Azzedine Ounahi perdeu o elemento surpresa nos últimos quatro anos, mas sua habilidade técnica, motor notável e capacidade impecável, embora estranhamente específica, de brilhar nas oitavas de final da Copa do Mundo permanecem as mesmas.
A Espanha não conseguiu abalá-lo no Catare o Canadá não foram páreo para ele em Houston, já que Marrocos sublinhou o seu genuíno estatuto de elite com a segunda vaga consecutiva nos quartos-de-final – uma estreia histórica para uma nação africana.
Não estava tudo bem. O Canadá foi o melhor time em um primeiro tempo corajoso, que contou com mais cartões amarelos do que chutes, com a vantagem do Marrocos na posse de bola completamente anulada pelo trabalho superior da equipe de Jesse Marsch, comandada pelo Red Bull.
O ex-técnico do Leeds descreveu a preparação para este jogo como “um pesadelo horrível e sangrento”, dizendo: “Não quero vê-los jogar – eles são bons demais! Todo mundo vai nos descartar”.
Mas seus jogadores não demonstraram tanto respeito em campo. Marrocos foi forçado a cometer erros, apressou-se na bola, não teve tempo para pensar numa primeira parte difícil.
“Fugimos de todos os adversários”, acrescentou Marsch, “e saber que Marrocos disputou 120 minutos? Podemos ficar mais descansados e em forma. Eles são uma boa equipa com bola, por isso é apenas uma questão de estar preparado e inteligente”.
Foi o plano de batalha perfeito, faltando apenas o toque final. Jonathan David e Tani Oluwayesi deveriam ter aproveitado melhor as suas oportunidades e o Marrocos demorou até meia hora para fazer o primeiro remate.
O que veio da suplente Soufiane Rahimi, estrela lesionada do torneio até agora, Ismael Saibari, resumiu o ímpeto geral até aquele momento.
Mas a suspeita sempre foi de que o Canadá se arrependeria de não ter aproveitado pelo menos uma de suas chances. Eles tiveram o dobro de chutes do Marrocos, mas tiveram apenas metade da compostura, precisão e qualidade de Ounahi.
Uma finalização acariciada no canto inferior após uma cobrança de falta inteligente de Achraf Hakimi, seguida por um chute enfático no canto superior após um contra-ataque afiado liderado por Brahim Diaz, encerrou a disputa como uma disputa significativa muito antes dos acréscimos bem disputados de Rahimi.
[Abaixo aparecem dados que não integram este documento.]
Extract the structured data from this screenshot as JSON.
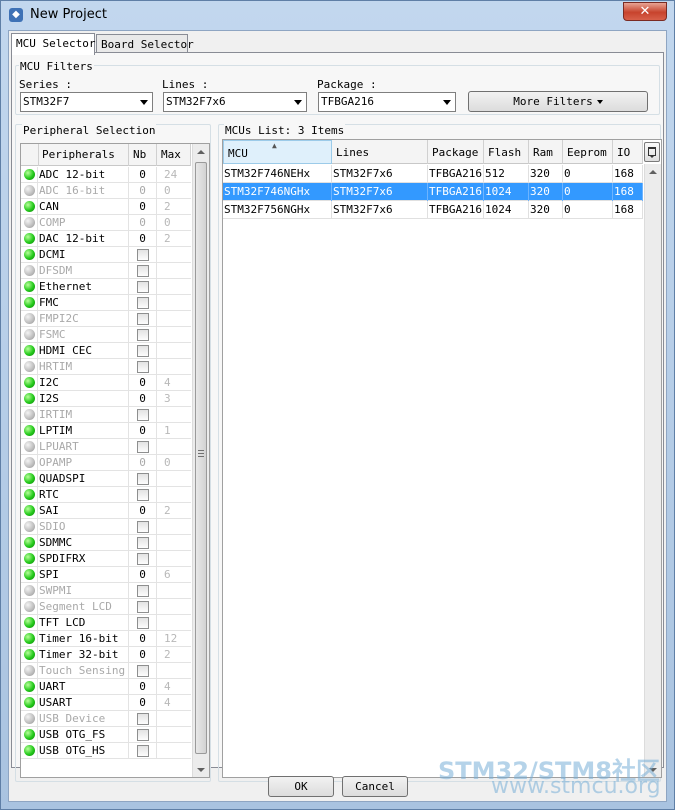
{
  "window": {
    "title": "New Project",
    "close_glyph": "✕"
  },
  "tabs": [
    {
      "label": "MCU Selector",
      "active": true
    },
    {
      "label": "Board Selector",
      "active": false
    }
  ],
  "filters": {
    "group_label": "MCU Filters",
    "series": {
      "label": "Series :",
      "value": "STM32F7"
    },
    "lines": {
      "label": "Lines :",
      "value": "STM32F7x6"
    },
    "package": {
      "label": "Package :",
      "value": "TFBGA216"
    },
    "more_filters_label": "More Filters"
  },
  "peripherals": {
    "section_label": "Peripheral Selection",
    "columns": [
      "Peripherals",
      "Nb",
      "Max"
    ],
    "rows": [
      {
        "name": "ADC 12-bit",
        "on": true,
        "nb": "0",
        "max": "24"
      },
      {
        "name": "ADC 16-bit",
        "on": false,
        "nb": "0",
        "max": "0"
      },
      {
        "name": "CAN",
        "on": true,
        "nb": "0",
        "max": "2"
      },
      {
        "name": "COMP",
        "on": false,
        "nb": "0",
        "max": "0"
      },
      {
        "name": "DAC 12-bit",
        "on": true,
        "nb": "0",
        "max": "2"
      },
      {
        "name": "DCMI",
        "on": true,
        "checkbox": true
      },
      {
        "name": "DFSDM",
        "on": false,
        "checkbox": true
      },
      {
        "name": "Ethernet",
        "on": true,
        "checkbox": true
      },
      {
        "name": "FMC",
        "on": true,
        "checkbox": true
      },
      {
        "name": "FMPI2C",
        "on": false,
        "checkbox": true
      },
      {
        "name": "FSMC",
        "on": false,
        "checkbox": true
      },
      {
        "name": "HDMI CEC",
        "on": true,
        "checkbox": true
      },
      {
        "name": "HRTIM",
        "on": false,
        "checkbox": true
      },
      {
        "name": "I2C",
        "on": true,
        "nb": "0",
        "max": "4"
      },
      {
        "name": "I2S",
        "on": true,
        "nb": "0",
        "max": "3"
      },
      {
        "name": "IRTIM",
        "on": false,
        "checkbox": true
      },
      {
        "name": "LPTIM",
        "on": true,
        "nb": "0",
        "max": "1"
      },
      {
        "name": "LPUART",
        "on": false,
        "checkbox": true
      },
      {
        "name": "OPAMP",
        "on": false,
        "nb": "0",
        "max": "0"
      },
      {
        "name": "QUADSPI",
        "on": true,
        "checkbox": true
      },
      {
        "name": "RTC",
        "on": true,
        "checkbox": true
      },
      {
        "name": "SAI",
        "on": true,
        "nb": "0",
        "max": "2"
      },
      {
        "name": "SDIO",
        "on": false,
        "checkbox": true
      },
      {
        "name": "SDMMC",
        "on": true,
        "checkbox": true
      },
      {
        "name": "SPDIFRX",
        "on": true,
        "checkbox": true
      },
      {
        "name": "SPI",
        "on": true,
        "nb": "0",
        "max": "6"
      },
      {
        "name": "SWPMI",
        "on": false,
        "checkbox": true
      },
      {
        "name": "Segment LCD",
        "on": false,
        "checkbox": true
      },
      {
        "name": "TFT LCD",
        "on": true,
        "checkbox": true
      },
      {
        "name": "Timer 16-bit",
        "on": true,
        "nb": "0",
        "max": "12"
      },
      {
        "name": "Timer 32-bit",
        "on": true,
        "nb": "0",
        "max": "2"
      },
      {
        "name": "Touch Sensing",
        "on": false,
        "checkbox": true
      },
      {
        "name": "UART",
        "on": true,
        "nb": "0",
        "max": "4"
      },
      {
        "name": "USART",
        "on": true,
        "nb": "0",
        "max": "4"
      },
      {
        "name": "USB Device",
        "on": false,
        "checkbox": true
      },
      {
        "name": "USB OTG_FS",
        "on": true,
        "checkbox": true
      },
      {
        "name": "USB OTG_HS",
        "on": true,
        "checkbox": true
      }
    ]
  },
  "mcus": {
    "section_label": "MCUs List: 3 Items",
    "columns": [
      "MCU",
      "Lines",
      "Package",
      "Flash",
      "Ram",
      "Eeprom",
      "IO"
    ],
    "rows": [
      [
        "STM32F746NEHx",
        "STM32F7x6",
        "TFBGA216",
        "512",
        "320",
        "0",
        "168"
      ],
      [
        "STM32F746NGHx",
        "STM32F7x6",
        "TFBGA216",
        "1024",
        "320",
        "0",
        "168"
      ],
      [
        "STM32F756NGHx",
        "STM32F7x6",
        "TFBGA216",
        "1024",
        "320",
        "0",
        "168"
      ]
    ],
    "selected_index": 1
  },
  "footer": {
    "ok_label": "OK",
    "cancel_label": "Cancel"
  },
  "watermark": {
    "line1": "STM32/STM8社区",
    "line2": "www.stmcu.org"
  },
  "colors": {
    "selection": "#3399ff",
    "enabled_dot": "#23c91a",
    "disabled_dot": "#bcbcbc"
  }
}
Para o Canadá, foi uma lição disciplinadora de eficiência e crueldade. O seu lance de bola parada foi particularmente flagrante – 11 cantos que não deram em nada e cobranças de falta em áreas promissoras foram desperdiçadas – e Marrocos expôs isso com a sua rotina inteligente para o primeiro golo.
Atlas Lions também passa para o rosto Alemanha mata Paraguai ou a França, que interrompeu sua brilhante campanha na Copa do Mundo de 2022 nas semifinais.
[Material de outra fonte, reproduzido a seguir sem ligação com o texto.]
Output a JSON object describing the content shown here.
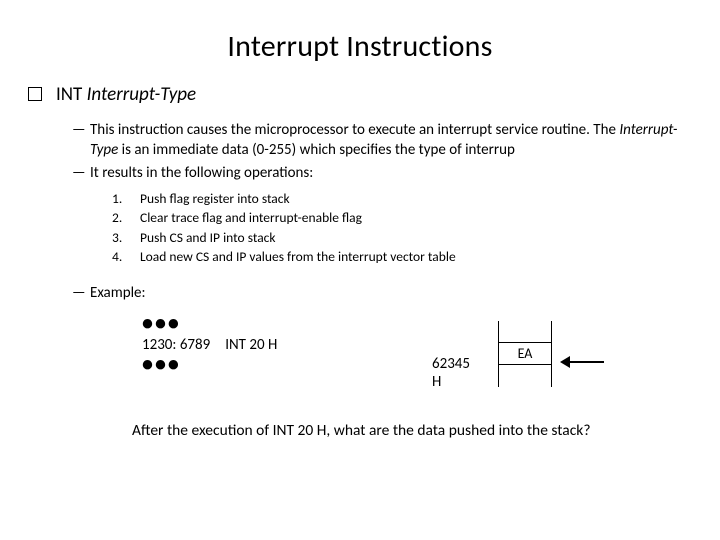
{
  "title": "Interrupt Instructions",
  "heading_mnemonic": "INT ",
  "heading_operand": "Interrupt-Type",
  "desc1_a": "This instruction causes the microprocessor to execute an interrupt service routine. The ",
  "desc1_it": "Interrupt-Type",
  "desc1_b": " is an immediate data (0-255) which specifies the type of interrup",
  "desc2": "It results in the following operations:",
  "ops": [
    {
      "n": "1.",
      "t": "Push flag register into stack"
    },
    {
      "n": "2.",
      "t": "Clear trace flag and interrupt-enable flag"
    },
    {
      "n": "3.",
      "t": "Push CS and IP into stack"
    },
    {
      "n": "4.",
      "t": "Load new CS and IP values from the interrupt vector table"
    }
  ],
  "example_label": "Example:",
  "code_line": "1230: 6789 INT 20 H",
  "stack_addr": "62345 H",
  "stack_cell": "EA",
  "question": "After the execution of INT 20 H, what are the data pushed into the stack?",
  "dash": "—",
  "dots": "•••"
}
Marrocos não se importaria com uma tentativa de vingança; O próprio Ounahi pode abraçar a redenção individual de provar que o antigo clube do Marselha, que comprou a sua última parte após o Campeonato do Mundo, mas não conseguiu capitalizar o seu brilhantismo, foi o problema o tempo todo.
O time da Ligue Un o vendeu por uma ninharia no verão passado para o Girona, cujo rebaixamento na La Liga levou a especulações inevitáveis de uma subida na hierarquia do CFG para o Manchester City.
Com uma cláusula de rescisão de 20 milhões de euros e a maior parte do orçamento do meio-campo provavelmente já gasto em Elliot Anderson, pode ser uma jogada fenomenal. Luis Enrique e agora o Canadá podem garantir isso.